ア みやぎ整形外科・内科クリニック(以下「みやぎ整形」という。)(乙4)
平成23年3月10日から平成23年6月9日(複数回通院)
イ 菊川市立総合病院(乙5)
平成23年3月22日(みやぎ整形からの検査依頼を受けてのもの)
平成23年6月7日から同月10日(入院) 入院日数4日
同年5月17日から平成25年8月6日(複数回通院)
ウ 医療法人社団栄親会 横浜整形外科クリニック(以下「横浜整形」という。)(乙6)
平成24年5月22日から平成24年9月27日(複数回通院)
エ 医療法人社団 松弘会 三愛病院(以下「三愛病院」という。

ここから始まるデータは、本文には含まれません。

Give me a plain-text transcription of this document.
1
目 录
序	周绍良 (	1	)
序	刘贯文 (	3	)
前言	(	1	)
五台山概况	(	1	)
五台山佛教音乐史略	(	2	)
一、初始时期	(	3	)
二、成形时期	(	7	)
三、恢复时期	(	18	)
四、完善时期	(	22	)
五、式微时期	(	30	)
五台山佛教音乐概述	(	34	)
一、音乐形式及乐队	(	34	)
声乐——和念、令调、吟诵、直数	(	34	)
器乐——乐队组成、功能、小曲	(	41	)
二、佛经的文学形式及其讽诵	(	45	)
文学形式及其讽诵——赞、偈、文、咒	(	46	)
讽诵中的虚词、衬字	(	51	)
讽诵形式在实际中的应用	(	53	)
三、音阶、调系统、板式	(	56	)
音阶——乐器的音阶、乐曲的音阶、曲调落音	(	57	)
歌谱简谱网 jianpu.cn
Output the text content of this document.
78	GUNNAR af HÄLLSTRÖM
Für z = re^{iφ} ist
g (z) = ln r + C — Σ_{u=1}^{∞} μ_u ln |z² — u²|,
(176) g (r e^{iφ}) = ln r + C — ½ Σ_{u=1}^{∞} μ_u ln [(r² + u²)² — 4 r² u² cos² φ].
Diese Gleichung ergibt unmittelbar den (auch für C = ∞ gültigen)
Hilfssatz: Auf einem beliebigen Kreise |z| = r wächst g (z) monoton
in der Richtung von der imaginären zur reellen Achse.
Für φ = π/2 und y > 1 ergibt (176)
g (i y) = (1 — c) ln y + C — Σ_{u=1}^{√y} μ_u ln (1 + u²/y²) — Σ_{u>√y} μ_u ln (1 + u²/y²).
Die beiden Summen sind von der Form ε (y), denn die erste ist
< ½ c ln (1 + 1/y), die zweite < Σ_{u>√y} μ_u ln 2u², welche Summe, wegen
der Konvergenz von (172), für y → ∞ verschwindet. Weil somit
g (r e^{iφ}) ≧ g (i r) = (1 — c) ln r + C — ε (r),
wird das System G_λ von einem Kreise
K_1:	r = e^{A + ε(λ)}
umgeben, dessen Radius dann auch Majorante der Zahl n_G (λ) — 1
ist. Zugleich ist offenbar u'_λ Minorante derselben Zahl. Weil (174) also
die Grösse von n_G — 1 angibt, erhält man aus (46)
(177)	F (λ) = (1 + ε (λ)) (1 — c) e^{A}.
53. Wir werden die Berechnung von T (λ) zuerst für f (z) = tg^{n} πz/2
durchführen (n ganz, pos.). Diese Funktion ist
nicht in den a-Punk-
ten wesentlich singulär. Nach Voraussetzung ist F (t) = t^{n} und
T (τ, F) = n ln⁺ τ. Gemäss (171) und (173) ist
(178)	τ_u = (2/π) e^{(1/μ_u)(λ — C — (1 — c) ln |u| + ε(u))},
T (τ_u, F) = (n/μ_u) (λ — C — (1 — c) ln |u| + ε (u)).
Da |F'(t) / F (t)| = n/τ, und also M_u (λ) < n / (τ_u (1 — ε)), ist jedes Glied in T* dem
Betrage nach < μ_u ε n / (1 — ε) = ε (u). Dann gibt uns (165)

)(乙7)
平成24年6月6日(通院)
平成24年6月16日から同月27日(入院)入院日数12日
オ 愛知医科大学病院(乙8)
平成24年12月6日から平成25年1月21日(複数回通院)
(4) 原告の労災認定及び労災給付
ア 原告は,平成25年12月11日,磐田労働基準監督署から労働者災害補償保険の後遺障害等級併合8級の認定を受けた。(甲2)
イ 原告は,同日,労災保険給付として一時金232万9896円,特別支給金として65万円の支給を受けた。(甲2)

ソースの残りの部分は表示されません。